Binnen de bebouwde kom

  • 14.

    Het bouwen of uitbreiden van een bijbehorend bouwwerk.

Buiten de bebouwde kom

  • 15.

    Het bouwen of uitbreiden van een bijbehorend bouwwerk met uitzondering van:

    • een dakterras, balkon of andere niet op de grond gelegen buitenruimte aan of op een gebouw,

    • een dakkapel, dakopbouw of gelijksoortige uitbreiding van een gebouw,

    • een bouwdeel van ondergeschikte aard,

    • voorzieningen gericht op het isoleren van een gebouw.

Begripsbepalingen

De onderstaande begripsbepalingen zijn ontleend aan en gelijk aan de in het Besluit bouwwerken leefomgeving (BBL) opgenomen begripsbepalingen, met uitzondering van het begrip ’grootschalige detailhandel’.

 

Aansluitend terrein

Aan een bouwwerk grenzend onbebouwd gedeelte van een bouwwerkperceel of openbaar toegankelijk gebied.

 

Hoofdgebouw

Gebouw, of bouwkundig en functioneel te onderscheiden gedeelte daarvan, dat noodzakelijk is voor het verrichten van andere activiteiten dan bouwactiviteiten die op grond van het omgevingsplan of een omgevingsvergunning voor een omgevingsplanactiviteit op het perceel zijn toegestaan en, als meer gebouwen op het perceel aanwezig zijn, gelet op die toegestane activiteiten het belangrijkst is.

 

Bijbehorend bouwwerk

Uitbreiding van een hoofdgebouw of functioneel met een zich op hetzelfde perceel bevindend hoofdgebouw verbonden, daar al dan niet tegen aangebouwd gebouw, of ander bouwwerk, met een dak.

 

Grootschalige detailhandel

Detailhandel van goederen in kleine hoeveelheden maar op grote verkoopoppervlakten.

 

Detailhandel in volumineuze goederen

Detailhandel die vanwege de omvang van de gevoerde artikelen een groot oppervlak nodig heeft voor de uitstalling zoals verkoop van auto`s, boten, caravans, tuininrichting artikelen, grove bouwmaterialen, keukens, meubels en woninginrichting en sanitair.

 

Ondergeschikte aard

Ondergeschikte delen aan een gebouw zoals trappen, bordessen, funderingen, kelderingangen, overstekende daken, goten, luifels, balkons, balkonhekken, schoorstenen, liftopbouwen en andere ondergeschikte dakopbouwen.

Toelichting

De gemeenteraad heeft de bevoegdheid om gevallen van activiteiten aan te wijzen waarbij participatie vooraf verplicht is.
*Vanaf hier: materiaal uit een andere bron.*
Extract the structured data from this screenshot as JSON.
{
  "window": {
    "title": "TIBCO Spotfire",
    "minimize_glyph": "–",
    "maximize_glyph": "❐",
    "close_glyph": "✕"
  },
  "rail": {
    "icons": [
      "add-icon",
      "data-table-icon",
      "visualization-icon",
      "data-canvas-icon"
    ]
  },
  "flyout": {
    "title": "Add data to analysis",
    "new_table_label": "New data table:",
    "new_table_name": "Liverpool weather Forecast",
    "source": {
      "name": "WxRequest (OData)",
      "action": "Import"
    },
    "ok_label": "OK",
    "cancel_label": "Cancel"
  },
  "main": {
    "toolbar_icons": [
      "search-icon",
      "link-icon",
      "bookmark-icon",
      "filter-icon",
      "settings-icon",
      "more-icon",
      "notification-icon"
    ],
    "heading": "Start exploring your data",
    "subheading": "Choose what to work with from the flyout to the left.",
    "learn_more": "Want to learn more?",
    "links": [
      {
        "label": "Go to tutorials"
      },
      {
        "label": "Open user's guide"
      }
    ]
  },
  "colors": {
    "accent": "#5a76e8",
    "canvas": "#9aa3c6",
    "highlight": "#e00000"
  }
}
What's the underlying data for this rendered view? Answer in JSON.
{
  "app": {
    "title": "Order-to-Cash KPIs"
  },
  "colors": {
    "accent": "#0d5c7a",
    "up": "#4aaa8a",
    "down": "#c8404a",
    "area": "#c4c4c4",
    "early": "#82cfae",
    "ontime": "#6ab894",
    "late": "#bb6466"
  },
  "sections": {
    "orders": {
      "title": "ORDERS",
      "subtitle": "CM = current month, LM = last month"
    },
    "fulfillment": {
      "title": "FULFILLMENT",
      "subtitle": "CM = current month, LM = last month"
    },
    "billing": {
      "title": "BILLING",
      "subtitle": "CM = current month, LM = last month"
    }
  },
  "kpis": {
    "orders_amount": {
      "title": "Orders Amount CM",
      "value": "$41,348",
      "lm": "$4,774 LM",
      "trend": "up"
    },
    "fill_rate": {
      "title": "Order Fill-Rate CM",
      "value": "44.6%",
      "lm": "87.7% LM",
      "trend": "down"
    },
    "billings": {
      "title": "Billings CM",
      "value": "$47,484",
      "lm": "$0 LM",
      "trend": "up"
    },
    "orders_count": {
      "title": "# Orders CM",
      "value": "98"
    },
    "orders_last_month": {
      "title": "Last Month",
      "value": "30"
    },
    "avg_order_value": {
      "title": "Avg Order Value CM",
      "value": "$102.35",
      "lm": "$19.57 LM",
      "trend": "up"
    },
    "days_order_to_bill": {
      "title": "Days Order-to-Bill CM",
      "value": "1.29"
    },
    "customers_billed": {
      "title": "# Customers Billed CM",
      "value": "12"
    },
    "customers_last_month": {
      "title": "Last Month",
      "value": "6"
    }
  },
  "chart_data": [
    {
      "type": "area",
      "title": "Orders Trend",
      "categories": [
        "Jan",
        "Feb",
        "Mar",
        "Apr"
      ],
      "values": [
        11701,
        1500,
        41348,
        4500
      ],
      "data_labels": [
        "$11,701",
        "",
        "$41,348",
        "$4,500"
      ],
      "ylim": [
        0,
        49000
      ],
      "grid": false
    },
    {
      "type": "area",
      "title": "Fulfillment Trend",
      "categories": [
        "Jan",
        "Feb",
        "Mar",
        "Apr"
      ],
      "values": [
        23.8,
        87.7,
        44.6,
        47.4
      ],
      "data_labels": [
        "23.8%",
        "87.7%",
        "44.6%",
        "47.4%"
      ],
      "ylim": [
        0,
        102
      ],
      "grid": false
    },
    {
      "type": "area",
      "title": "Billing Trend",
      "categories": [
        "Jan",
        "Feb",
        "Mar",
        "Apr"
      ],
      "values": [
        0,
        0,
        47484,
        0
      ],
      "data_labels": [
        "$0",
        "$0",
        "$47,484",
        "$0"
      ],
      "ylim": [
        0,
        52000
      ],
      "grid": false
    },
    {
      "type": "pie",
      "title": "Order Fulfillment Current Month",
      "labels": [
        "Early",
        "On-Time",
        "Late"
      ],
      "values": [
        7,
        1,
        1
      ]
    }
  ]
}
Dit kan alleen voor de buitenplanse omgevingsplanactiviteit én als het college van burgemeester en wethouders het bevoegd gezag is. In die gevallen moet een aanvrager een participatieproces vormgeven en doorlopen. De aanvrager moet aangeven wat er aan participatie gedaan is en wat de resultaten ervan zijn. Het college kan een aanvraag buiten behandeling laten als er geen participatieverslag is of als deze als deze als onvolledig wordt beoordeeld. Indien het college de participatie als onvolledig beoordeeld, krijgt de aanvrager de mogelijkheid om de participatie alsnog volledig uit te voeren naar het oordeel van het college.